Rockefeller also quoted a letter that the U.S. Chamber of Commerce, the Business Roundtable and 250 other business groups sent to Congress on Sept. 30:

“It is not in the best interest of the employers, employees or the American people to risk a government shutdown that will be economically disruptive and create even more uncertainties for the U.S. economy.”

How costly is the shutdown?

One that lasts between three and four week — it’s now approaching two weeks — could cost the economy about $55 billion, by the estimate of Moody’s Analytics economist Brian Kessler.

The shutdown would “reduce federal spending” by about $8 billion, which could reduce GDP growth by .8 percent annualized, according to a report released in September by Goldman Sachs.

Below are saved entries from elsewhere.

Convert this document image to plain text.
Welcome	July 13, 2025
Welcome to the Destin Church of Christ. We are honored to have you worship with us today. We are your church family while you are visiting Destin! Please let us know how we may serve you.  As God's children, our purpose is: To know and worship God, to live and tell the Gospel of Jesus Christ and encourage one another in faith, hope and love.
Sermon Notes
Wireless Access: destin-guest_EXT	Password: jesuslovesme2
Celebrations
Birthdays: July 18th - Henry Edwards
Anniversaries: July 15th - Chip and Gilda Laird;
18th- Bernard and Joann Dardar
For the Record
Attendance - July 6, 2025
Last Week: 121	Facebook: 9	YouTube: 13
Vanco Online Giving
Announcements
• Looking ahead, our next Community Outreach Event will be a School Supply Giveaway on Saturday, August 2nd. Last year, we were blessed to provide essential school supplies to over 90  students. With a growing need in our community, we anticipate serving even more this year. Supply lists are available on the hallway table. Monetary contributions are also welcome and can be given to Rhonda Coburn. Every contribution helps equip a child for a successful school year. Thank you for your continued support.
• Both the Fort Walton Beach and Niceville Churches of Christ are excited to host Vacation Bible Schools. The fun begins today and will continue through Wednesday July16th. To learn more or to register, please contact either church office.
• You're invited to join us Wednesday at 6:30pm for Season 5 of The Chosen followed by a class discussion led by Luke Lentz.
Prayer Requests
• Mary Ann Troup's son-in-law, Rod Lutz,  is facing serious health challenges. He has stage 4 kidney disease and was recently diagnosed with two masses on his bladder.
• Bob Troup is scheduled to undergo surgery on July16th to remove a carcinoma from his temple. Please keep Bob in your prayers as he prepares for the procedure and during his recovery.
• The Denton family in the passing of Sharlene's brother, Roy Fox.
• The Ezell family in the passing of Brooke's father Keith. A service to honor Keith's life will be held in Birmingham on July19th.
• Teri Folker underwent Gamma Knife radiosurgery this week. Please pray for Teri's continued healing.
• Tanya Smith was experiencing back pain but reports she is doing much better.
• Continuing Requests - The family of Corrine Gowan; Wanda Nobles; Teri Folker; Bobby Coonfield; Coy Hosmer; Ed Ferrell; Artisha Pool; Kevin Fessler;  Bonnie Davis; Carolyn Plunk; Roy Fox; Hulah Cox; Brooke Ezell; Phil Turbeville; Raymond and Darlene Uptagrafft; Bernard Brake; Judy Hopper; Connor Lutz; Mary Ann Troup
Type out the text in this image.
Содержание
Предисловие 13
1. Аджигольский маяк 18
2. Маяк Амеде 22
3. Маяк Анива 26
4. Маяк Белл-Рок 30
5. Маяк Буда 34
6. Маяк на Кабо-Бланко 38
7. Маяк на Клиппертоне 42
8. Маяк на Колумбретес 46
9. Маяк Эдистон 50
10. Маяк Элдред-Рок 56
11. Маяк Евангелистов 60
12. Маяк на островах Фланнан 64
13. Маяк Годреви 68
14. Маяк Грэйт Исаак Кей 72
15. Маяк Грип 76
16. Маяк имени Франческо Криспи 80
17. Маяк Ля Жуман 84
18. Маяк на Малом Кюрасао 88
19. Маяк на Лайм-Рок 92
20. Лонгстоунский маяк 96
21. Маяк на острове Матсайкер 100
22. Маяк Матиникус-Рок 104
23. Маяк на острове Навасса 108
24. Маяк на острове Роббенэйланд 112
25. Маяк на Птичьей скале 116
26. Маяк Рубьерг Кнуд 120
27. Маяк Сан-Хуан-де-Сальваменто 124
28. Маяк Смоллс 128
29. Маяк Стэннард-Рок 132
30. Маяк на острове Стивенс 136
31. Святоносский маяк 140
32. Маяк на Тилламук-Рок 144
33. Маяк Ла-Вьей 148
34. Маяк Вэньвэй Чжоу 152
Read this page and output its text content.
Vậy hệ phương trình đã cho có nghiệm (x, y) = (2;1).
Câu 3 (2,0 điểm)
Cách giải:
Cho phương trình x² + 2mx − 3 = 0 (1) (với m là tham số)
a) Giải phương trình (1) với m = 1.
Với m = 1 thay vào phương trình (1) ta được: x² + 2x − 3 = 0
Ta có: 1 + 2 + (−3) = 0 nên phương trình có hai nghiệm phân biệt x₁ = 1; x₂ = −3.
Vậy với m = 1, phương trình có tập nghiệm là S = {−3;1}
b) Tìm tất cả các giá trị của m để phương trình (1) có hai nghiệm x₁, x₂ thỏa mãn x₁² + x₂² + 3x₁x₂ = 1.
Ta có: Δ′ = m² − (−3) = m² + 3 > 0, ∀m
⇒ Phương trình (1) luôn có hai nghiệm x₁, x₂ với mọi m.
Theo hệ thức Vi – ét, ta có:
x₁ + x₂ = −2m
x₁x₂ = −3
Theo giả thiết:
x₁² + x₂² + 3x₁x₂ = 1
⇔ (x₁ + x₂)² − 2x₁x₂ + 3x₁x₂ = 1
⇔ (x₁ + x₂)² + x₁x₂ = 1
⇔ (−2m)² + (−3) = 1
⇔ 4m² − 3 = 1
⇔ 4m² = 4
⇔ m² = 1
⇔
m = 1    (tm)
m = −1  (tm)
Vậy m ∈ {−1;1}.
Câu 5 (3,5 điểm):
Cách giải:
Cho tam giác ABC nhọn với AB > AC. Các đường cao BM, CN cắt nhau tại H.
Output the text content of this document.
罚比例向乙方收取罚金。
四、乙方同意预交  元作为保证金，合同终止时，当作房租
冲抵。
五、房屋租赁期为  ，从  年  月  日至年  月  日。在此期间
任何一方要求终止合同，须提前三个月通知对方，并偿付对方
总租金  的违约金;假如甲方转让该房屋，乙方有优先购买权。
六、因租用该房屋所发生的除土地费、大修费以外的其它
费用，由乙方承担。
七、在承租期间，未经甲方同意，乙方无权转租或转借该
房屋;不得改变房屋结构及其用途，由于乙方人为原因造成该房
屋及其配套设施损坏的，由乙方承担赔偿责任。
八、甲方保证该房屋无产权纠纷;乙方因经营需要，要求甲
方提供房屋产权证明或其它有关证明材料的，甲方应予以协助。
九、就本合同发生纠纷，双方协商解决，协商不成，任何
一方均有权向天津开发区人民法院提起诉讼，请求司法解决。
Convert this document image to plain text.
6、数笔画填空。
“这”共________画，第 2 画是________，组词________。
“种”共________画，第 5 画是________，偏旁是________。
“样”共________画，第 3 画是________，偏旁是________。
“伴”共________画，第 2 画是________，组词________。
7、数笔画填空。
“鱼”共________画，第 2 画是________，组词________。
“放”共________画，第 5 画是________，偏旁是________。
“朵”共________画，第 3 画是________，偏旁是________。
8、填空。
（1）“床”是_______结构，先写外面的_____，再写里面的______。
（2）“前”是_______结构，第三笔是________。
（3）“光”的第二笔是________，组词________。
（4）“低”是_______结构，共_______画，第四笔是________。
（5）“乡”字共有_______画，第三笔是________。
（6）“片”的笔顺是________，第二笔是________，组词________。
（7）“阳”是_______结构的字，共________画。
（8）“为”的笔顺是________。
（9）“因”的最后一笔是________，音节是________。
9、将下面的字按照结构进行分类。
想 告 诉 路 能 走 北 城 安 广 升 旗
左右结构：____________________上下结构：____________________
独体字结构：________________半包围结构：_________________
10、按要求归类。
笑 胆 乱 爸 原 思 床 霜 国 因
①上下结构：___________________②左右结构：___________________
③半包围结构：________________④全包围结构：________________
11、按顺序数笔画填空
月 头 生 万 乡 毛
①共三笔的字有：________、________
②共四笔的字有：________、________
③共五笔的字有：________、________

Moody’s Analytics’ Mark Zandi pegs the amount lost in economic growth in the fourth quarter at as much as 1.4 percent.

One billion dollars a week from the pay of the roughly 800,000 federal employees is being lost from the U.S. economy.

On a personal level, these hundreds of thousands of individuals now off the job and their families are being directly affected, and needed — possibly lifesaving — work is going undone.

If there is not approval of an increase to the debt limit and the country defaults, the impact will be far greater. Another severe recession is a likely best-case scenario.

In his weekly address Saturday, President Barack Obama said, “Manufacturing crises to extract massive concessions isn’t how our democracy works, and we have to stop it. Politics is a battle of ideas, but you advance those ideas through elections and legislation – not extortion.”

We, of course, are all for political debate. It’s what makes our country special.

The chance to get rid of the Affordable Care Act ended when the U.S. Supreme Court upheld it, Democrats retained control of the Senate and Obama won re-election in 2012, but even most of its supporters agree that the measure could be improved. We strongly disagree with numerous parts of Obama’s energy policy. The annual deficits are coming down, but there’s much to be done to get the country on a better financial footing.

The country can neither cut nor tax its way to prosperity. The only path — shown as recently as the 1990s — is a strong economy.

Political maneuvering that cripples economic progress is a self-inflicted wound that makes building a better United States for all impossible.

It’s time for the current folly in Washington to end — now.